L’institut d’études de sécurité (ISS) a publié, il y a plus d’un mois, un rapport sur les liens entre extrémisme violent, criminalité organisée et conflits locaux dans la région du Liptako-Gourma. Il pointe également le rôle de certains groupes armés dans les trafics.
Dans cette étude, il ressort que certains groupes armés au Sahel exercent une influence dans la zone dite des « trois frontières » : le Liptako-Gourma, une région qui comprend le Mali, le Niger et le Burkina. Les groupes extrémistes violent laissent prospérer dans les zones sous leur contrôle des activités illégales desquelles ils tirent profit d’une façon ou d’une autre.
Les États sont perçus dans la zone plus comme prédateurs que protecteurs. Les représentants, de par leurs comportements, y ont laissé une image exécrable de l’État. Les groupes extrémistes violents laissent faire ce que l’État n’autorisait pas : contrebande du carburant, braconnage, trafic de motos et d’armes… Toutes choses qui permettent aux jeunes de la zone, sans emploi et désœuvrés, d’avoir un moyen de subsistance. Ainsi, les groupes extrémistes ont constitué une véritable chaîne d’approvisionnement avec la complicité de la population locale. Tout le monde y trouve son compte.
Trafics d’armes
Les armes permettent aux groupes extrémistes violents de continuer leur combat et de maintenir leur influence sur les populations. Le rapport indique que les armes dont disposent les groupes extrémistes proviennent principalement des garnisons des Forces de défense et de sécurité des pays de la région.
Les chercheurs ont mis en lumière le rôle de certains groupes armés signataires de l’accord pour la paix et la réconciliation nationale dans le trafic d’armes au profit des groupes extrémistes. « La légitimité que confère aux groupes armés leur participation au processus de paix, ainsi que la marge de manœuvre dont ils jouissent dans le nord du Mali, leur permettent de constituer des stocks d’armes dont une partie alimente un marché illicite. », peut-on lire dans le document.
Un interlocuteur interrogé par les chercheurs en milieu carcéral, au Mali, va plus loin : « Les gens du MNLA ont beaucoup d’armes. Nous achetons des armes avec eux. Souvent, nous les revendons aux djihadistes dans la zone de Boni ».

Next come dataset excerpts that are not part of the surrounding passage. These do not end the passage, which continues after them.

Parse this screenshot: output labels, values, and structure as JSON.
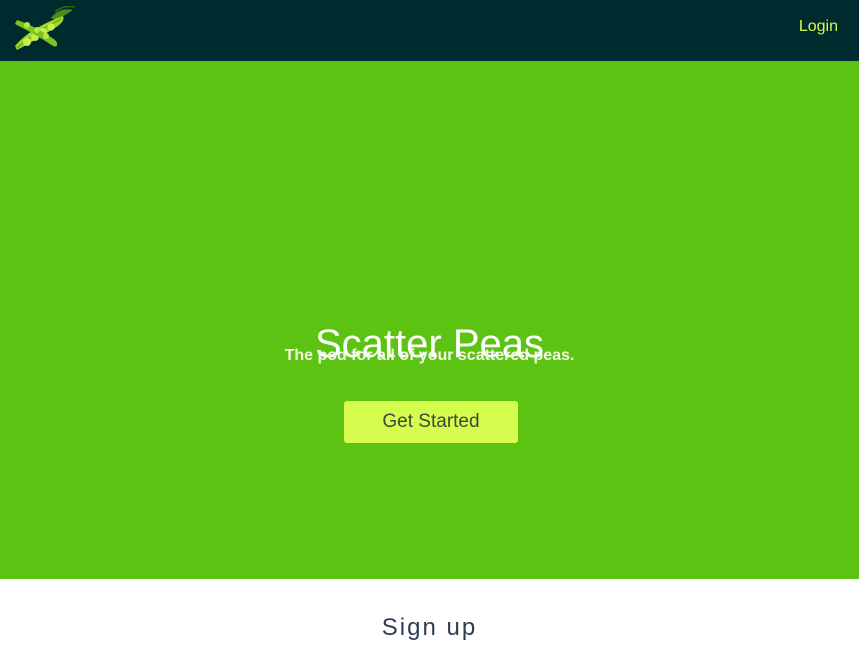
{
  "navbar": {
    "logo_icon": "pea-pod-icon",
    "login_label": "Login"
  },
  "hero": {
    "title": "Scatter Peas",
    "tagline": "The pod for all of your scattered peas.",
    "cta_label": "Get Started"
  },
  "signup": {
    "heading": "Sign up"
  },
  "colors": {
    "navbar_bg": "#002b2e",
    "hero_bg": "#5dc312",
    "accent": "#d6fc4e",
    "login_link": "#d4f94c",
    "signup_heading": "#2e3d54"
  }
}
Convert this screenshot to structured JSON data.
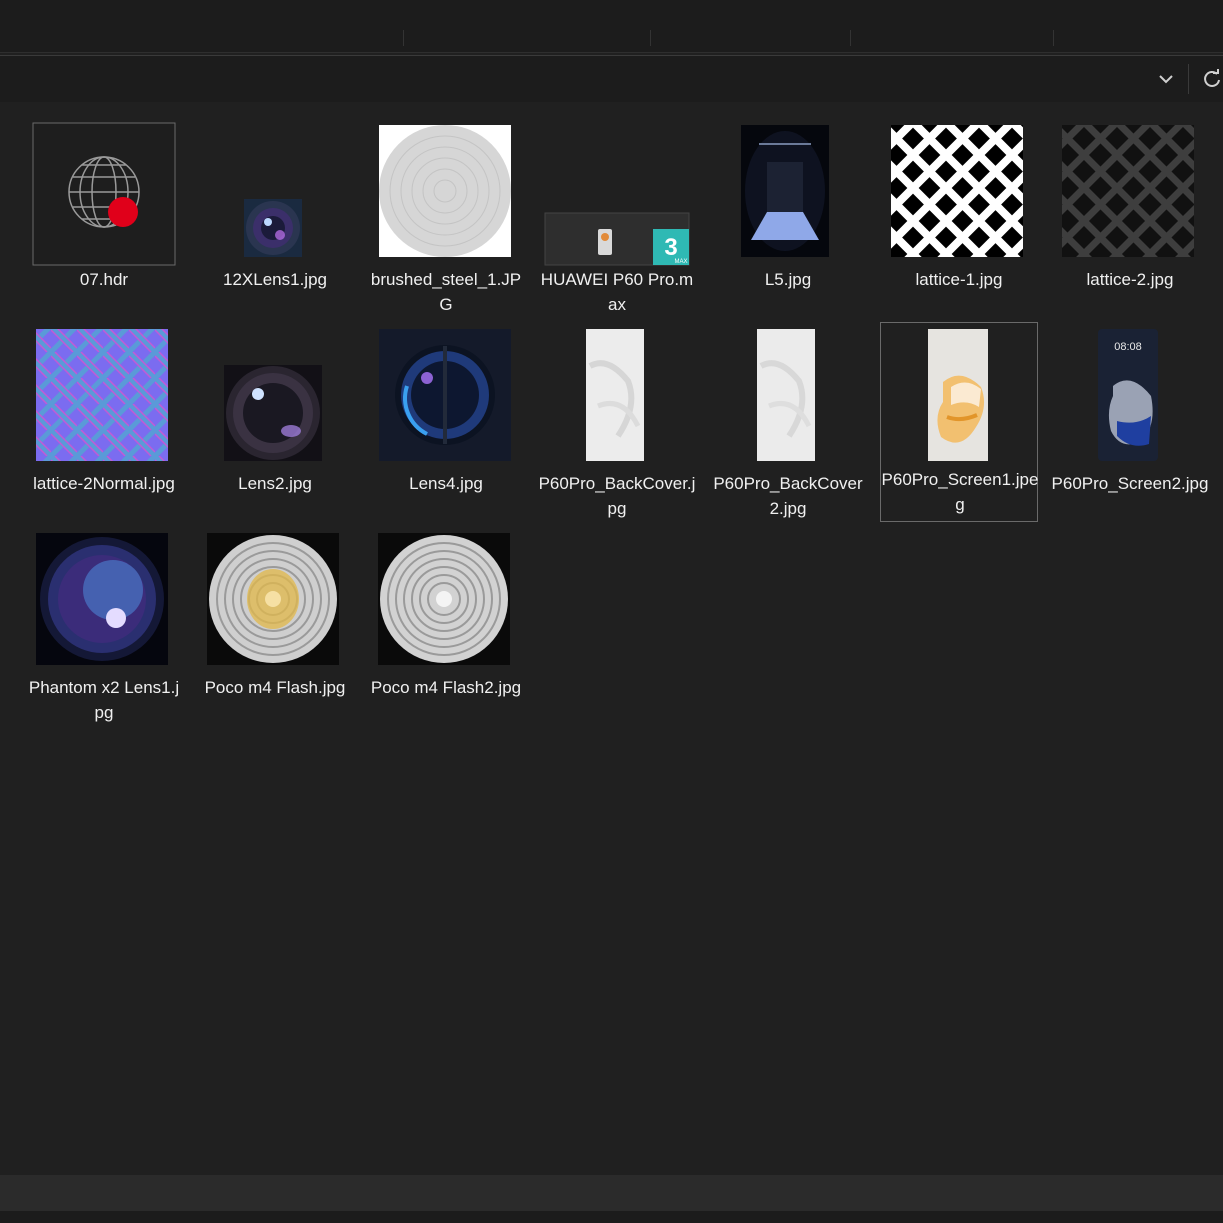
{
  "toolbar": {
    "dropdown_icon": "chevron-down-icon",
    "refresh_icon": "refresh-icon"
  },
  "files": [
    {
      "name": "07.hdr",
      "selected": false
    },
    {
      "name": "12XLens1.jpg",
      "selected": false
    },
    {
      "name": "brushed_steel_1.JPG",
      "selected": false
    },
    {
      "name": "HUAWEI P60 Pro.max",
      "selected": false
    },
    {
      "name": "L5.jpg",
      "selected": false
    },
    {
      "name": "lattice-1.jpg",
      "selected": false
    },
    {
      "name": "lattice-2.jpg",
      "selected": false
    },
    {
      "name": "lattice-2Normal.jpg",
      "selected": false
    },
    {
      "name": "Lens2.jpg",
      "selected": false
    },
    {
      "name": "Lens4.jpg",
      "selected": false
    },
    {
      "name": "P60Pro_BackCover.jpg",
      "selected": false
    },
    {
      "name": "P60Pro_BackCover2.jpg",
      "selected": false
    },
    {
      "name": "P60Pro_Screen1.jpeg",
      "selected": true
    },
    {
      "name": "P60Pro_Screen2.jpg",
      "selected": false
    },
    {
      "name": "Phantom x2 Lens1.jpg",
      "selected": false
    },
    {
      "name": "Poco m4 Flash.jpg",
      "selected": false
    },
    {
      "name": "Poco m4 Flash2.jpg",
      "selected": false
    }
  ],
  "thumb_texts": {
    "max_badge_number": "3",
    "max_badge_text": "MAX",
    "screen2_clock": "08:08"
  },
  "colors": {
    "background": "#202020",
    "hdr_sphere_red": "#e0001a",
    "normal_map_purple": "#7b6cf0",
    "max_badge_teal": "#2fb9b4"
  }
}
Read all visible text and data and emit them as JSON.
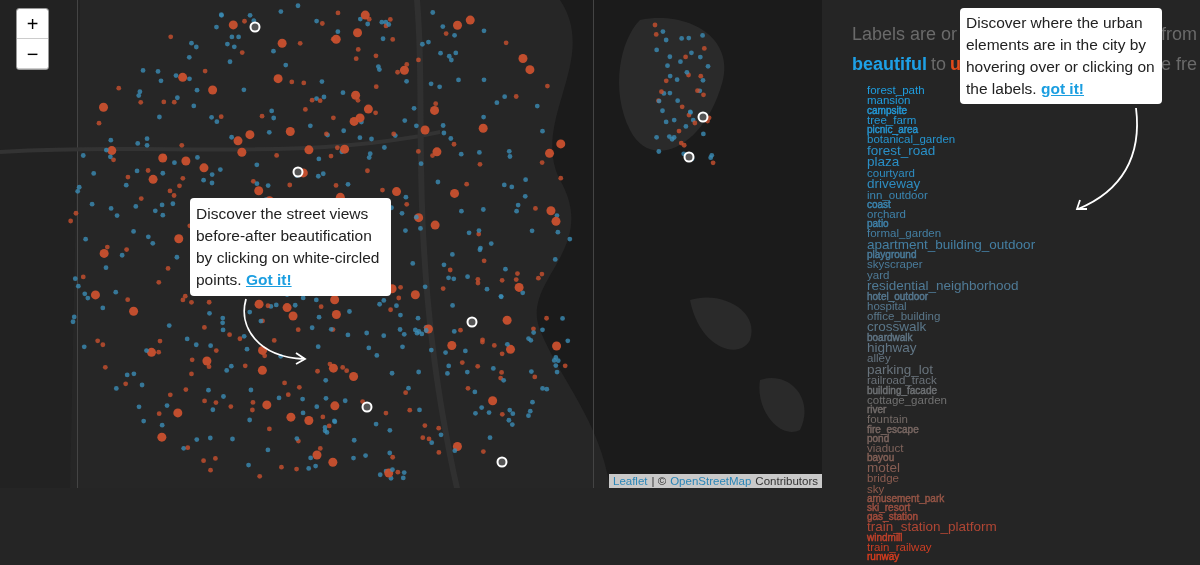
{
  "map": {
    "zoom_controls": [
      "+",
      "−"
    ],
    "tooltip": {
      "text": "Discover the street views before-after beautification by clicking on white-circled points.",
      "link": "Got it!"
    },
    "attribution": {
      "leaflet": "Leaflet",
      "separator": "| ©",
      "osm": "OpenStreetMap",
      "suffix": "Contributors"
    }
  },
  "panel": {
    "intro": {
      "line_1_left": "Labels are or",
      "line_1_right": "from",
      "beautiful": "beautiful",
      "to": "to",
      "ugly_start": "u",
      "line_2_right": "e fre"
    },
    "tooltip": {
      "text": "Discover where the urban elements are in the city by hovering over or clicking on the labels.",
      "link": "got it!"
    },
    "labels": [
      {
        "text": "forest_path",
        "kind": "medium",
        "color": "#1f9ee0"
      },
      {
        "text": "mansion",
        "kind": "medium",
        "color": "#1f9ee0"
      },
      {
        "text": "campsite",
        "kind": "small",
        "color": "#2398d6"
      },
      {
        "text": "tree_farm",
        "kind": "medium",
        "color": "#2398d6"
      },
      {
        "text": "picnic_area",
        "kind": "small",
        "color": "#2594cf"
      },
      {
        "text": "botanical_garden",
        "kind": "medium",
        "color": "#2594cf"
      },
      {
        "text": "forest_road",
        "kind": "large",
        "color": "#2990c8"
      },
      {
        "text": "plaza",
        "kind": "large",
        "color": "#2990c8"
      },
      {
        "text": "courtyard",
        "kind": "medium",
        "color": "#2e8cc0"
      },
      {
        "text": "driveway",
        "kind": "large",
        "color": "#2e8cc0"
      },
      {
        "text": "inn_outdoor",
        "kind": "medium",
        "color": "#3a86b2"
      },
      {
        "text": "coast",
        "kind": "small",
        "color": "#3a86b2"
      },
      {
        "text": "orchard",
        "kind": "medium",
        "color": "#3f82aa"
      },
      {
        "text": "patio",
        "kind": "small",
        "color": "#3f82aa"
      },
      {
        "text": "formal_garden",
        "kind": "medium",
        "color": "#447fa3"
      },
      {
        "text": "apartment_building_outdoor",
        "kind": "large",
        "color": "#447fa3"
      },
      {
        "text": "playground",
        "kind": "small",
        "color": "#4a7c9c"
      },
      {
        "text": "skyscraper",
        "kind": "medium",
        "color": "#4a7c9c"
      },
      {
        "text": "yard",
        "kind": "medium",
        "color": "#4f7a96"
      },
      {
        "text": "residential_neighborhood",
        "kind": "large",
        "color": "#4f7a96"
      },
      {
        "text": "hotel_outdoor",
        "kind": "small",
        "color": "#557890"
      },
      {
        "text": "hospital",
        "kind": "medium",
        "color": "#557890"
      },
      {
        "text": "office_building",
        "kind": "medium",
        "color": "#5a778a"
      },
      {
        "text": "crosswalk",
        "kind": "large",
        "color": "#5a778a"
      },
      {
        "text": "boardwalk",
        "kind": "small",
        "color": "#607585"
      },
      {
        "text": "highway",
        "kind": "large",
        "color": "#607585"
      },
      {
        "text": "alley",
        "kind": "medium",
        "color": "#657480"
      },
      {
        "text": "parking_lot",
        "kind": "large",
        "color": "#68737c"
      },
      {
        "text": "railroad_track",
        "kind": "medium",
        "color": "#6b7279"
      },
      {
        "text": "building_facade",
        "kind": "small",
        "color": "#6e7174"
      },
      {
        "text": "cottage_garden",
        "kind": "medium",
        "color": "#707070"
      },
      {
        "text": "river",
        "kind": "small",
        "color": "#726c6a"
      },
      {
        "text": "fountain",
        "kind": "medium",
        "color": "#746a66"
      },
      {
        "text": "fire_escape",
        "kind": "small",
        "color": "#786762"
      },
      {
        "text": "pond",
        "kind": "small",
        "color": "#7b655f"
      },
      {
        "text": "viaduct",
        "kind": "medium",
        "color": "#7f635b"
      },
      {
        "text": "bayou",
        "kind": "small",
        "color": "#836056"
      },
      {
        "text": "motel",
        "kind": "large",
        "color": "#875e53"
      },
      {
        "text": "bridge",
        "kind": "medium",
        "color": "#8b5c50"
      },
      {
        "text": "sky",
        "kind": "medium",
        "color": "#8f5a4c"
      },
      {
        "text": "amusement_park",
        "kind": "small",
        "color": "#955546"
      },
      {
        "text": "ski_resort",
        "kind": "small",
        "color": "#9c5042"
      },
      {
        "text": "gas_station",
        "kind": "small",
        "color": "#a44c3c"
      },
      {
        "text": "train_station_platform",
        "kind": "large",
        "color": "#b04634"
      },
      {
        "text": "windmill",
        "kind": "small",
        "color": "#c0402a"
      },
      {
        "text": "train_railway",
        "kind": "medium",
        "color": "#cc3e24"
      },
      {
        "text": "runway",
        "kind": "small",
        "color": "#d63c1e"
      }
    ]
  }
}
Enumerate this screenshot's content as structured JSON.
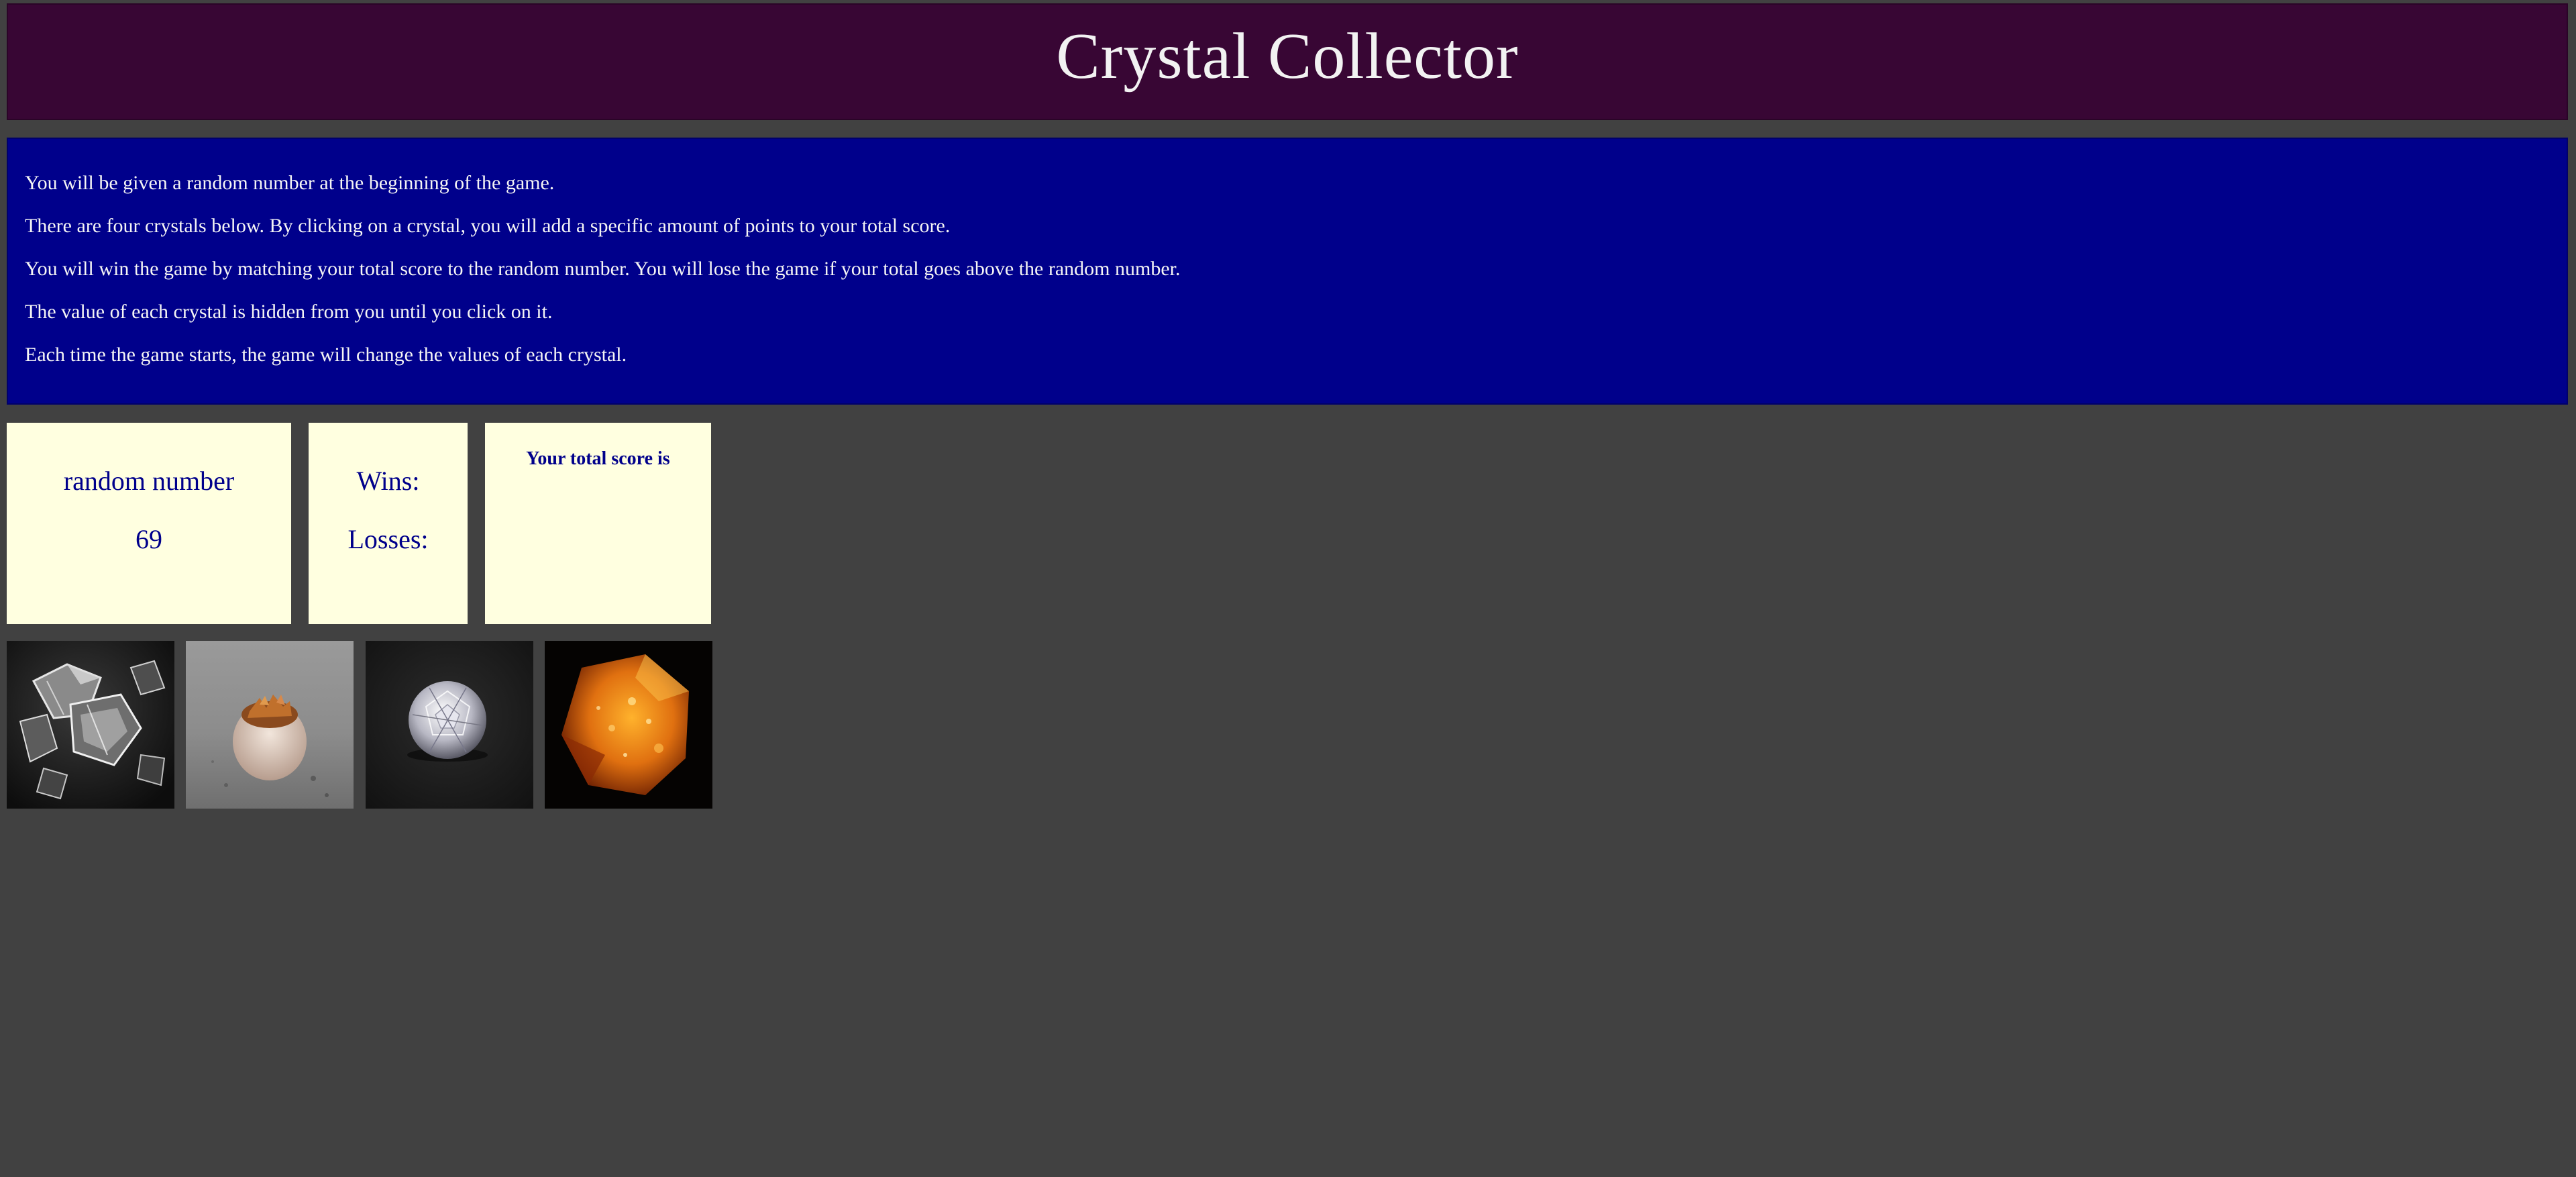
{
  "header": {
    "title": "Crystal Collector"
  },
  "instructions": [
    "You will be given a random number at the beginning of the game.",
    "There are four crystals below. By clicking on a crystal, you will add a specific amount of points to your total score.",
    "You will win the game by matching your total score to the random number. You will lose the game if your total goes above the random number.",
    "The value of each crystal is hidden from you until you click on it.",
    "Each time the game starts, the game will change the values of each crystal."
  ],
  "random_panel": {
    "label": "random number",
    "value": "69"
  },
  "record_panel": {
    "wins_label": "Wins:",
    "losses_label": "Losses:"
  },
  "score_panel": {
    "label": "Your total score is"
  },
  "crystals": [
    {
      "name": "clear-quartz-cluster-crystal"
    },
    {
      "name": "citrine-geode-crystal"
    },
    {
      "name": "cut-diamond-crystal"
    },
    {
      "name": "amber-crystal"
    }
  ],
  "colors": {
    "background": "#414141",
    "title_bar": "#380634",
    "instructions_bg": "#00008b",
    "panel_bg": "#ffffe0",
    "panel_text": "#00008b"
  }
}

Gagner la confiance des populations
Qu’il s’agisse des armes, du carburant, des motos, ces marchandises transitent par plusieurs pays avant d’arriver dans la région de Liptako-Gourma. Il ressort que les motos, principal moyen de déplacement de ces groupes , et le carburant viennent du Nigeria. La population locale est complice de ces pratiques, parce que les motos et le carburant non taxés sont moins chers. Elle en profite. Sur les sites d’orpaillage, au Burkina Faso, les groupes extrémistes font fuir les autorités administratives et traditionnelles pour s’imposer comme régulateurs. C’est ainsi qu’ils parviennent à y contrôler l’activité. Ils ont ainsi réussi à créer un réseau qui s’étend jusque dans les pays côtiers comme le Togo ou le Benin à partir desquels ils ont accès aux marchés internationaux.
Il est clair aujourd’hui que l’insécurité au Sahel a des ramifications au-delà des pays de la région. Les États sahéliens, en plus des opérations militaires, doivent chercher à recueillir la confiance des populations locales. Ainsi les pays peuvent tarir les sources de revenus qui aliment les groupes armés producteurs de la violence dans le Liptako-Gourma.